"Oh. Hi. It's you!"

A friend of a friend answered the doorbell. I should have known the moment I saw the lights were out and all the cars in the driveway had left. I suddenly felt like a complete idiot doing a social call at 0330 in the morning. The warm-up had ended here at half nine before we all headed to the jam session at the pub.

I hadn't seen her in almost fifteen years before tonight. She was anything but an eighth-grader now, just as I was anything but a budding rock star.

"Yeah. I heard you were having a party here?"

"Well, no. I told everyone I was too tired and called it off. I think I had enough during the jam."

She had opened the door ever so slightly, peering out with a surprised set of brown eyes.

"You want to come in or something? You look cold."

"Err...no. I don't want to bother you being asleep and all."

Her bathrobe and sleep-warm body couldn't cope with the arctic outside. The decision eventually came.

"It's fifteen below outside. I'll fix you some coffee before you get on home. Are you staying with your folks while you're up here?"

She opened the door a bit so I could step inside the hallway. My nose whisked by her hair on the way through the door, leaving a faint tingle of cigarettes and perfume in my beat-up sensory system. Electric guitars and amplifiers does that to you.

"Yeah. My old room. They changed it a bit the thirteen years since I stayed in it the last time."

"I doubt you need any of your old stuff now."

"You're right" I said and tried smiling with my gone-numb-from-fifteen-below face. "Bedrooms are for sleeping nowadays."

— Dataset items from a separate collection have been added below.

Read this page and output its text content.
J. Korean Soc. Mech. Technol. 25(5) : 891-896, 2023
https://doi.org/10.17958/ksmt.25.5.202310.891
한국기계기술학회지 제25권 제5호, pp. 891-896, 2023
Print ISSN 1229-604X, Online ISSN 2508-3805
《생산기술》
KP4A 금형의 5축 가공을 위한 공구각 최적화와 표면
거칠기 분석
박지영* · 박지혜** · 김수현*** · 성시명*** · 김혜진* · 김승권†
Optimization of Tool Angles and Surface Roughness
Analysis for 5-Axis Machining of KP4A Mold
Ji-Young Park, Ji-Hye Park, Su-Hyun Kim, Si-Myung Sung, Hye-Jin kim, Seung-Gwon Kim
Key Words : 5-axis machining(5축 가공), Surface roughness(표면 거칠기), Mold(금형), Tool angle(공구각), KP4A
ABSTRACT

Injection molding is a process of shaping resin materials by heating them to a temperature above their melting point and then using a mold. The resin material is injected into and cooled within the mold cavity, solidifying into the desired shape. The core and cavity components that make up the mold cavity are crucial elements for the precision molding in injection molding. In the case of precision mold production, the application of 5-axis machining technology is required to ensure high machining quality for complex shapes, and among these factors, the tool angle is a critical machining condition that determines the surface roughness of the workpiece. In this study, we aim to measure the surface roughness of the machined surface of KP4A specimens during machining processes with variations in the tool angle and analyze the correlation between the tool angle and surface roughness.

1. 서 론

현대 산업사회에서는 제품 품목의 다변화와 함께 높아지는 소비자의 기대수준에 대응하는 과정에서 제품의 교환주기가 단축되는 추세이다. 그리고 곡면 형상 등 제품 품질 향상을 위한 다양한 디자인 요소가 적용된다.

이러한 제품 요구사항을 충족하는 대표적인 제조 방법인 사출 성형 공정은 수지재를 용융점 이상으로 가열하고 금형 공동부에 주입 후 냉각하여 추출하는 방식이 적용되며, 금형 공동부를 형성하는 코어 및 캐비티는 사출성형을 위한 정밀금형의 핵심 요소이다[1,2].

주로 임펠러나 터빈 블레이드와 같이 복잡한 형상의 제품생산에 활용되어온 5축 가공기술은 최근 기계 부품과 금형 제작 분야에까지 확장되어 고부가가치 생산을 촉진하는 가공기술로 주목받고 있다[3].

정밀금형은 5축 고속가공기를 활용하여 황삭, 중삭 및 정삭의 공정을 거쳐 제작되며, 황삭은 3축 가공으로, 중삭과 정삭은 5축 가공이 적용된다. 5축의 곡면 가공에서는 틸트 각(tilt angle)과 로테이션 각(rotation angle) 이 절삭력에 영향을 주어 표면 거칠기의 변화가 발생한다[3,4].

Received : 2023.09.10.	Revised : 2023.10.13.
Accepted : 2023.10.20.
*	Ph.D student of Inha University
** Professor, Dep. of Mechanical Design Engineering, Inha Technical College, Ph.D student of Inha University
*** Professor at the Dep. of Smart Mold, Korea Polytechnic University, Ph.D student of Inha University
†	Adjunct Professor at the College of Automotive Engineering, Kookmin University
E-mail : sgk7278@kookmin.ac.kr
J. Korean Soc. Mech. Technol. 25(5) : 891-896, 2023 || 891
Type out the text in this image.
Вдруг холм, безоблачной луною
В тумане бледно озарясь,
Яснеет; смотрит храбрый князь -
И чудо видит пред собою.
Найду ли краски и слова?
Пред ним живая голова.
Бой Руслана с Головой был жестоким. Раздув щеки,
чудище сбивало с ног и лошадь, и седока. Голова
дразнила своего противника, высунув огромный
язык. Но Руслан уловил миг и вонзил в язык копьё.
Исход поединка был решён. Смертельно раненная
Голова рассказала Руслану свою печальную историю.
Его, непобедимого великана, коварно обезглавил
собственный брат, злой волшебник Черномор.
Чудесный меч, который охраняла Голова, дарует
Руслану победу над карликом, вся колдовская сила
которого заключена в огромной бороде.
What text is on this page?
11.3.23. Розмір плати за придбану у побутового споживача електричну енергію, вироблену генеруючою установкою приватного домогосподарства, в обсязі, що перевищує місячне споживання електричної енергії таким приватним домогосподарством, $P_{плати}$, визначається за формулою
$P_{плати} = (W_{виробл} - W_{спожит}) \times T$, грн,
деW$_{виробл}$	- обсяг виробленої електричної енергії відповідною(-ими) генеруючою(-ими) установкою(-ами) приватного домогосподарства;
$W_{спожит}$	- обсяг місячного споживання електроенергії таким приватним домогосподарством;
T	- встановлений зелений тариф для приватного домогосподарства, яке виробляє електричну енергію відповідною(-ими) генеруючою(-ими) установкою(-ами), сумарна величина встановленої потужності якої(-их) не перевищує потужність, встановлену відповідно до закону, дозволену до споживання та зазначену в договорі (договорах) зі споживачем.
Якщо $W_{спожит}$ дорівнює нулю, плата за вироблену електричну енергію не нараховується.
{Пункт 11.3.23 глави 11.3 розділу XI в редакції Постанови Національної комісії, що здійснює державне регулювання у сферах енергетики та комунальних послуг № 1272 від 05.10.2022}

She kept smiling and ordered my socks and jacket off. I kept the t-shirt and jeans.

"Have a seat while I get the coffee machine going."

From the kitchen she stole an occasional glimpse of the figure in the big leather sofa. The figure in the big leather sofa returned the favour, wondering if the smiles inside came from the unexpected and pleasant hospitality or the fact that his body was slowly thawing in room temperature.

She returned with coffee and two sandwiches.

"I rented a movie. You want to watch it with me? I reckon this is as good a time to watch it as any."

So we drank warm coffee and ate sandwiches under a wool blanket at four in the morning, while George Clooney and Brad Pitt were being sharply dressed in Las Vegas.

--

I woke up at eight thirty, her head on my shoulder. The two half eaten sandwiches and cold coffee were bathed in the flickering static from the television set.

"What happened?"

"Nothing" I said, slightly uncomfortable from the four hours of half sitting, half lying asleep.

"In the movie, silly!" she said, yawning, stretching and laughing at the same time.

Then we laughed the way people laugh when they don't really know what else to do while I tried to find my socks and shoes. We shared a cigarette while the final minutes of the leaving ritual came and went.

"You coming to my cousin's party on new year's eve?"

"Yup. I got an invitation."

She kissed my forehead while I stood in the doorway trying to say thank you, goodbye, see you later or something appropriate for the situation. I couldn't think of anything.

"See you then."

It was still fifteen below and no daylight outside. I lit another cigarette and went home to my old room.